Today it’s AWOL, part of the chain of Lark Hotels, but in the 1950s at the end of Bradford Street Extension you’d have found The Moors Motel and The Moors Restaurant. The promotional postcard for the motel noted it was “Provincetown’s nicest, overlooking the beautiful moors. Pool—private telephones and television, piped in music. Continental breakfast in season—famous Moors Restaurant adjacent.”

The Moors started, ironically enough, at the other end of town in a building known as The Shed, adjacent to today’s Lobster Pot. In 1939 owners Maline and Naomi Costa made a bold move, taking the restaurant and its Portguese fare to a remote part of town by the breakwater. The risk paid off.

Though the brochures talked about whaling days, it was the skull-and-crossbones motif as well as the whaling paraphanalia that dominated the room, where flickering candles on every table set the tone. The Moors’ signature recipes included cod cakes, “porco em pau,” and lemon bread pudding, all topped off with a glass of vintage port. Over the years the restaurant expanded its seating capacity, enlarged its menu, and gathered a loyal clientele of locals and tourists.

When a devastating fire in 1956 reduced the establishment to smoldering rubble, friends, area carpenters, and tradesmen all pitched in to help the Costas rebuild and reopen in near-record time.

Beginning in the late 1950s and continuing into the 1980s, as more and more dining and entertainment establishments opened and competed for clientele, The Moors adjusted to suit the times, offering a jazz brunch and featuring live music and entertainment, notably renowned singer and pianist Lenny Grandchamp, who dominated the Smuggler’s Lounge for many years.
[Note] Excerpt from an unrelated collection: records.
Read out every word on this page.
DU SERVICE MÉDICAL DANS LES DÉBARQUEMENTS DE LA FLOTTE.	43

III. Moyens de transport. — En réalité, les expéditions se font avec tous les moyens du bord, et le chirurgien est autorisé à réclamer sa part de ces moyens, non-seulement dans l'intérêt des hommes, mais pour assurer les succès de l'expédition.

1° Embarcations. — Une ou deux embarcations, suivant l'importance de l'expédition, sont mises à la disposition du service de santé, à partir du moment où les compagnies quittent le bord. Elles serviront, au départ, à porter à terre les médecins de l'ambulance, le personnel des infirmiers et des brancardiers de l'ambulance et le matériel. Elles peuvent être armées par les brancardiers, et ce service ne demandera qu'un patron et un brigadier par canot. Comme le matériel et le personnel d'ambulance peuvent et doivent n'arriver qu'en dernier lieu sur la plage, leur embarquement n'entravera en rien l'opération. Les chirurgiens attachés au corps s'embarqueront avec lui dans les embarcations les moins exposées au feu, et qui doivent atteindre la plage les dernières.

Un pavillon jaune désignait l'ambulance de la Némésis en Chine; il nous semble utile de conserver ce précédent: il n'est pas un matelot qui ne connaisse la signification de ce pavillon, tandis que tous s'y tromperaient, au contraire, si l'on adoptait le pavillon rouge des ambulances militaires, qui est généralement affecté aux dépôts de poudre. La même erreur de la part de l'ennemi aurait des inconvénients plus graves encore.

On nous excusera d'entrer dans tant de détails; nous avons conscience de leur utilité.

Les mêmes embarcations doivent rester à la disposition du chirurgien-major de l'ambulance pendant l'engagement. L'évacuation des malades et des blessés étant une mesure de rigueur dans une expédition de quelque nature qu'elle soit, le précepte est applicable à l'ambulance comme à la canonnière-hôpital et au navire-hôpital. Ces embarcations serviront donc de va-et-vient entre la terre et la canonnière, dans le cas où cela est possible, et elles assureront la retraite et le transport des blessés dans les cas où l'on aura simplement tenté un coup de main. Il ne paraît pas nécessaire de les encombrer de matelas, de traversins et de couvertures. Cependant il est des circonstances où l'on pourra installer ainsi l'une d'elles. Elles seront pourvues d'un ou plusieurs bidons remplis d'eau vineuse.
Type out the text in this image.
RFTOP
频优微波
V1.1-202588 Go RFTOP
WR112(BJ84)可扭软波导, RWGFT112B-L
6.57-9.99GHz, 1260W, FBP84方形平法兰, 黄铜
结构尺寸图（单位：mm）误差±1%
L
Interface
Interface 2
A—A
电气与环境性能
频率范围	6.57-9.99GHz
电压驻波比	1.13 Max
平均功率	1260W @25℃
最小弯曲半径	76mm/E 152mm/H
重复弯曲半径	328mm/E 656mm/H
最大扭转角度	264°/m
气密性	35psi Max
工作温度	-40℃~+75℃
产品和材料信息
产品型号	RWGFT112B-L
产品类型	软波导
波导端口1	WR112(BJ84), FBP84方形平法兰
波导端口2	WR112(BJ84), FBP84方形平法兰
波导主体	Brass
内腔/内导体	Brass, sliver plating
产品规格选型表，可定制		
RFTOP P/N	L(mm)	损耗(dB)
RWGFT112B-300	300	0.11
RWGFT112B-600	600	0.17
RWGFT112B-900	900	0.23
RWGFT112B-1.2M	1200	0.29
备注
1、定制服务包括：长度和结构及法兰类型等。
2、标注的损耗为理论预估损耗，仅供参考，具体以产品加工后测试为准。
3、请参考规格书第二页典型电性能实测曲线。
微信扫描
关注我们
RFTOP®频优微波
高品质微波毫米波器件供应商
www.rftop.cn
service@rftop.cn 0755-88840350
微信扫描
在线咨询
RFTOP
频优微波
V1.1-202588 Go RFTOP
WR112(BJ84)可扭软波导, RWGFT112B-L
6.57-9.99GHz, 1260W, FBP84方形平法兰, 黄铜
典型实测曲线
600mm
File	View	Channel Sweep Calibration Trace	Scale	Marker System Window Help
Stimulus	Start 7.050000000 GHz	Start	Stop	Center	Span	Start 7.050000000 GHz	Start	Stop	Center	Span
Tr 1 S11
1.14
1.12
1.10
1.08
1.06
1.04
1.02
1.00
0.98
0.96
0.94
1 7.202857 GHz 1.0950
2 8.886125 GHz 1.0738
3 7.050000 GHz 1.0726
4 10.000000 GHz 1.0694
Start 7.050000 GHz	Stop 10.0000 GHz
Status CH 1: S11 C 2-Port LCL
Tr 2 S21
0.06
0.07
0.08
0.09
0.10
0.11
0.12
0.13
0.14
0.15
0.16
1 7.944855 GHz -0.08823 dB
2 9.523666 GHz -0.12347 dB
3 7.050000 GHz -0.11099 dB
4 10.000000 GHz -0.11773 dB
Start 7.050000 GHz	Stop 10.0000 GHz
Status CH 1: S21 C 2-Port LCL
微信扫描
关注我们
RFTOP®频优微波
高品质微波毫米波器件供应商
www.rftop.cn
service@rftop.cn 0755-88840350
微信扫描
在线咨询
In Howard Mitchum’s classic Provincetown Seafood Cookbook, the renowned chef writes, “Portuguese cooks are, without a doubt, the most fantastically inarticulate cooks in the world. No Portuguese that I know of has ever written down a recipe because they have no measurements of quantities or standards of cooking times (…) When you give it a long hard look, you can see that the mystique of Portuguese cozinha is not mysterious at all. These people simply put their soul into their cooking, and they enjoy the eating of it. What could be ordinary food takes on a magic aura. … And it helps make Provincetown one of the best little towns in the western hemisphere.”

The restaurant closed in 1998; the motel lived on in a second incarnation as the Inn at the Moors until 2018. In 2005 the Boston Globe described the end of the restaurant:

Built in 1939, the Moors, owned and run by the Costa family, became known for its nightly sing-alongs, jazz brunches, and live entertainment. It was by locals, for locals, and for this it was loved. But when Mylan Costa—tired of decades in the restaurant business—sold it in 1998, it did not take long for it to be demolished. The site is now a complex of eight condominiums called the Village at the Moors.



“The condo-ization of Provincetown is hurting it,” said Costa, who lives in North Eastham. “I think it is becoming another Nantucket. Nantucket’s nice. Believe me. It’s a nice place. But it’s definitely changing the makeup of the town. It’s not a funky village anymore. That’s gone forever. It’s a commercial product now.”